Zül den, Celal den geçmeden,
anlaşılmıyor vel ikram olduğu. Geçeceksin, tanıyacaksın, anlayacaksın ki,
yaşayıp kucaklayacaksın ki ne büyük bir ikram ne büyük bir lütuf olduğunu. O
lütuf sayesinde seni sen eylediğini, özüne cevherine kavuşturduğunu göreceksin.
Bir sen var senden içeriyi
görebilmenin, anlayabilmenin yolu; yaşadığın ‘’zul’’ lerin, karanlıkların,
olumsuzlukların adına her ne dersen de geçtiğin dar(kabıt) boğazın hizmeti,
taşıyıcılığı, öğreticiliği… şefkatin, merhametin, anlayışın, zarafetin,
kibarlığın, latifliğin ile kucaklayıp anlayabilmende.
O zaman anlıyorsun her şeyin ikram,
nimet, lütuf olduğunu.

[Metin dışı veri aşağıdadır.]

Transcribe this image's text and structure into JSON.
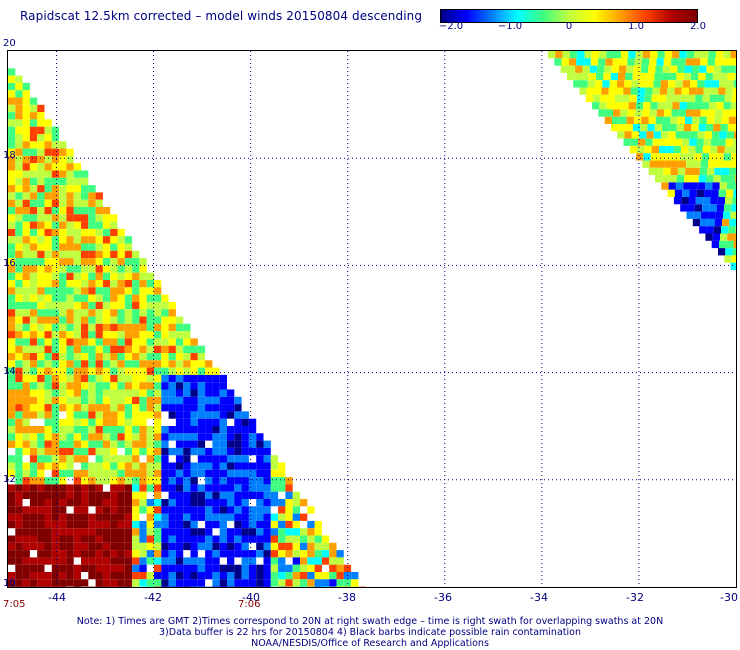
{
  "title": "Rapidscat 12.5km corrected – model winds 20150804 descending",
  "colorbar": {
    "tick_labels": [
      "−2.0",
      "−1.0",
      "0",
      "1.0",
      "2.0"
    ],
    "colors": [
      "#00008b",
      "#0000ff",
      "#0080ff",
      "#00ffff",
      "#40ff80",
      "#c0ff40",
      "#ffff00",
      "#ffa000",
      "#ff4000",
      "#b00000",
      "#800000"
    ],
    "range": [
      -2.0,
      2.0
    ]
  },
  "map": {
    "lon_range": [
      -45,
      -30
    ],
    "lat_range": [
      10,
      20
    ],
    "lon_labels": [
      "-44",
      "-42",
      "-40",
      "-38",
      "-36",
      "-34",
      "-32",
      "-30"
    ],
    "lat_labels": [
      "20",
      "18",
      "16",
      "14",
      "12",
      "10"
    ],
    "time_labels": [
      "7:05",
      "7:06"
    ]
  },
  "notes": [
    "Note: 1) Times are GMT 2)Times correspond to 20N at right swath edge – time is right swath for overlapping swaths at 20N",
    "3)Data buffer is 22 hrs for 20150804 4) Black barbs indicate possible rain contamination",
    "NOAA/NESDIS/Office of Research and Applications"
  ]
}
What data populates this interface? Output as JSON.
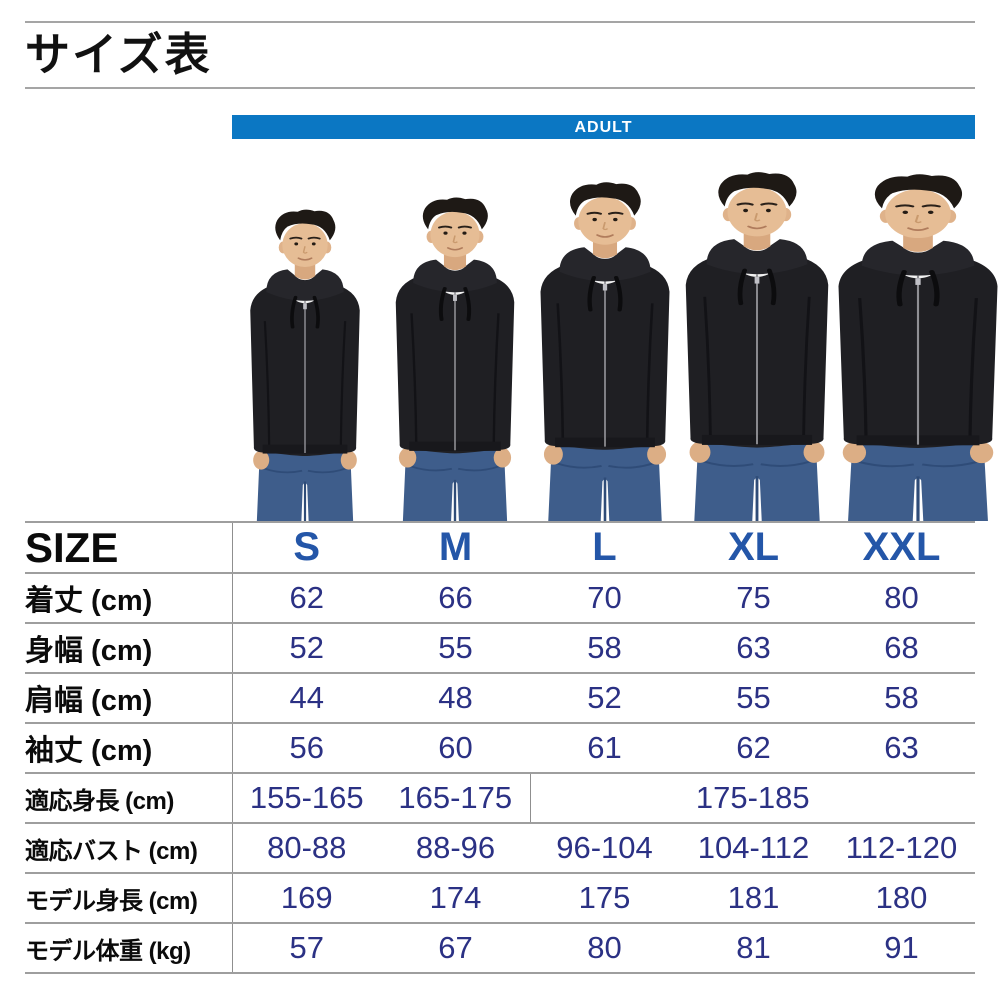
{
  "page": {
    "title": "サイズ表"
  },
  "banner": {
    "label": "ADULT",
    "color": "#0b77c3"
  },
  "colors": {
    "accent_blue": "#0b77c3",
    "size_header_blue": "#2456a8",
    "value_navy": "#2b3184"
  },
  "photo": {
    "models": [
      {
        "size": "S"
      },
      {
        "size": "M"
      },
      {
        "size": "L"
      },
      {
        "size": "XL"
      },
      {
        "size": "XXL"
      }
    ]
  },
  "table": {
    "corner_label": "SIZE",
    "columns": [
      "S",
      "M",
      "L",
      "XL",
      "XXL"
    ],
    "rows": [
      {
        "label": "着丈 (cm)",
        "cells": [
          {
            "text": "62"
          },
          {
            "text": "66"
          },
          {
            "text": "70"
          },
          {
            "text": "75"
          },
          {
            "text": "80"
          }
        ]
      },
      {
        "label": "身幅 (cm)",
        "cells": [
          {
            "text": "52"
          },
          {
            "text": "55"
          },
          {
            "text": "58"
          },
          {
            "text": "63"
          },
          {
            "text": "68"
          }
        ]
      },
      {
        "label": "肩幅 (cm)",
        "cells": [
          {
            "text": "44"
          },
          {
            "text": "48"
          },
          {
            "text": "52"
          },
          {
            "text": "55"
          },
          {
            "text": "58"
          }
        ]
      },
      {
        "label": "袖丈 (cm)",
        "cells": [
          {
            "text": "56"
          },
          {
            "text": "60"
          },
          {
            "text": "61"
          },
          {
            "text": "62"
          },
          {
            "text": "63"
          }
        ]
      },
      {
        "label": "適応身長 (cm)",
        "cells": [
          {
            "text": "155-165"
          },
          {
            "text": "165-175",
            "divider": true
          },
          {
            "text": "175-185",
            "span": 3
          }
        ]
      },
      {
        "label": "適応バスト (cm)",
        "cells": [
          {
            "text": "80-88"
          },
          {
            "text": "88-96"
          },
          {
            "text": "96-104"
          },
          {
            "text": "104-112"
          },
          {
            "text": "112-120"
          }
        ]
      },
      {
        "label": "モデル身長 (cm)",
        "cells": [
          {
            "text": "169"
          },
          {
            "text": "174"
          },
          {
            "text": "175"
          },
          {
            "text": "181"
          },
          {
            "text": "180"
          }
        ]
      },
      {
        "label": "モデル体重 (kg)",
        "cells": [
          {
            "text": "57"
          },
          {
            "text": "67"
          },
          {
            "text": "80"
          },
          {
            "text": "81"
          },
          {
            "text": "91"
          }
        ]
      }
    ]
  }
}
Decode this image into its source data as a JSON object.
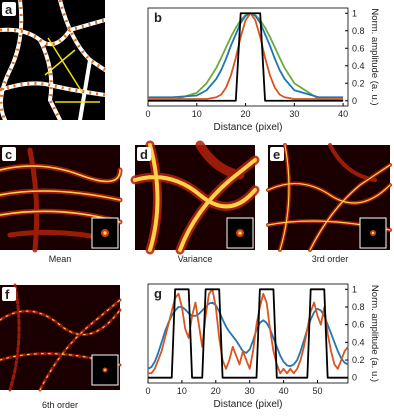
{
  "panels": [
    {
      "label": "a"
    },
    {
      "label": "c",
      "caption": "Mean"
    },
    {
      "label": "d",
      "caption": "Variance"
    },
    {
      "label": "e",
      "caption": "3rd order"
    },
    {
      "label": "f",
      "caption": "6th order"
    }
  ],
  "chart_data": [
    {
      "type": "line",
      "label": "b",
      "xlabel": "Distance (pixel)",
      "ylabel": "Norm. amplitude (a. u.)",
      "x": [
        0,
        5,
        10,
        12,
        14,
        15,
        16,
        17,
        18,
        19,
        20,
        21,
        22,
        23,
        24,
        25,
        26,
        27,
        28,
        30,
        35,
        40
      ],
      "series": [
        {
          "color": "#6aab3a",
          "values": [
            0,
            0.006,
            0.09,
            0.2,
            0.375,
            0.49,
            0.61,
            0.73,
            0.835,
            0.92,
            0.98,
            1,
            0.98,
            0.92,
            0.835,
            0.73,
            0.61,
            0.49,
            0.375,
            0.2,
            0.02,
            0
          ]
        },
        {
          "color": "#1f77b4",
          "values": [
            0.04,
            0.04,
            0.06,
            0.12,
            0.25,
            0.35,
            0.48,
            0.63,
            0.76,
            0.89,
            0.97,
            1,
            0.97,
            0.89,
            0.76,
            0.63,
            0.48,
            0.35,
            0.25,
            0.12,
            0.04,
            0.04
          ]
        },
        {
          "color": "#d9541e",
          "values": [
            0.02,
            0.02,
            0.02,
            0.02,
            0.04,
            0.07,
            0.15,
            0.29,
            0.49,
            0.73,
            0.92,
            1,
            0.92,
            0.73,
            0.49,
            0.29,
            0.15,
            0.07,
            0.04,
            0.02,
            0.02,
            0.02
          ]
        },
        {
          "color": "#000000",
          "values": [
            0,
            0,
            0,
            0,
            0,
            0,
            0,
            0,
            0,
            1,
            1,
            1,
            1,
            1,
            0,
            0,
            0,
            0,
            0,
            0,
            0,
            0
          ]
        }
      ],
      "xlim": [
        0,
        41
      ],
      "xticks": [
        0,
        10,
        20,
        30,
        40
      ],
      "ylim": [
        -0.06,
        1.06
      ],
      "yticks": [
        0,
        0.2,
        0.4,
        0.6,
        0.8,
        1
      ]
    },
    {
      "type": "line",
      "label": "g",
      "xlabel": "Distance (pixel)",
      "ylabel": "Norm. amplitude (a. u.)",
      "x": [
        0,
        1,
        2,
        3,
        4,
        5,
        6,
        7,
        8,
        9,
        10,
        11,
        12,
        13,
        14,
        15,
        16,
        17,
        18,
        19,
        20,
        21,
        22,
        23,
        24,
        25,
        26,
        27,
        28,
        29,
        30,
        31,
        32,
        33,
        34,
        35,
        36,
        37,
        38,
        39,
        40,
        41,
        42,
        43,
        44,
        45,
        46,
        47,
        48,
        49,
        50,
        51,
        52,
        53,
        54,
        55,
        56,
        57,
        58,
        59
      ],
      "series": [
        {
          "color": "#1f77b4",
          "values": [
            0.1,
            0.12,
            0.18,
            0.28,
            0.4,
            0.52,
            0.62,
            0.7,
            0.76,
            0.8,
            0.8,
            0.77,
            0.73,
            0.7,
            0.7,
            0.72,
            0.76,
            0.8,
            0.84,
            0.85,
            0.82,
            0.75,
            0.66,
            0.58,
            0.52,
            0.47,
            0.42,
            0.36,
            0.3,
            0.28,
            0.32,
            0.42,
            0.54,
            0.62,
            0.65,
            0.62,
            0.55,
            0.45,
            0.35,
            0.25,
            0.18,
            0.14,
            0.13,
            0.15,
            0.2,
            0.3,
            0.42,
            0.55,
            0.66,
            0.74,
            0.78,
            0.76,
            0.7,
            0.6,
            0.5,
            0.4,
            0.3,
            0.22,
            0.17,
            0.15
          ]
        },
        {
          "color": "#d9541e",
          "values": [
            0.05,
            0.05,
            0.1,
            0.2,
            0.3,
            0.45,
            0.6,
            0.75,
            0.9,
            0.95,
            0.8,
            0.55,
            0.45,
            0.7,
            0.85,
            0.6,
            0.35,
            0.7,
            0.95,
            1,
            0.8,
            0.45,
            0.2,
            0.1,
            0.2,
            0.35,
            0.25,
            0.15,
            0.3,
            0.2,
            0.1,
            0.3,
            0.6,
            0.8,
            0.95,
            0.85,
            0.55,
            0.3,
            0.15,
            0.05,
            0.1,
            0.05,
            0.1,
            0.05,
            0.1,
            0.2,
            0.35,
            0.55,
            0.75,
            0.85,
            0.7,
            0.6,
            0.8,
            0.5,
            0.3,
            0.15,
            0.1,
            0.2,
            0.3,
            0.35
          ]
        },
        {
          "color": "#000000",
          "values": [
            0,
            0,
            0,
            0,
            0,
            0,
            0,
            0,
            1,
            1,
            1,
            1,
            1,
            0,
            0,
            0,
            0,
            1,
            1,
            1,
            1,
            1,
            0,
            0,
            0,
            0,
            0,
            0,
            0,
            0,
            0,
            0,
            0,
            1,
            1,
            1,
            1,
            1,
            0,
            0,
            0,
            0,
            0,
            0,
            0,
            0,
            0,
            0,
            1,
            1,
            1,
            1,
            1,
            0,
            0,
            0,
            0,
            0,
            0,
            0
          ]
        }
      ],
      "xlim": [
        0,
        59
      ],
      "xticks": [
        0,
        10,
        20,
        30,
        40,
        50
      ],
      "ylim": [
        -0.06,
        1.06
      ],
      "yticks": [
        0,
        0.2,
        0.4,
        0.6,
        0.8,
        1
      ]
    }
  ]
}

Kahrın da lütfun
da Bir olduğunu. Öyle sözde değil, özde yaşamadan, geçirmeden, geçmeden
benliğin o dar boğazından(kabıttan)
anlaşılmıyor O ikram, O Fettah.
Tıpkı aydınlığın, ferahın, lütfun
anlayışla kucaklandığı gibi karanlığın da, zulmün de, kahrın da, narın da
içindeki zarafetinin, huzurunun, dinginliğinin, koruyuculuğunun, asaletinin…
keşfedilip, anlaşılmaya, sevgiyle onurlandırılmaya ihtiyacı var.
İşte o zaman İlahi Tevhid içte ve
dışta hakikate erer. Vuslat vasıl olur.
Her şeyin ve herkesin lütufluğu, varlığındaki
gizli hazineye ulaştıran(kavuşturan) bir Burak olur.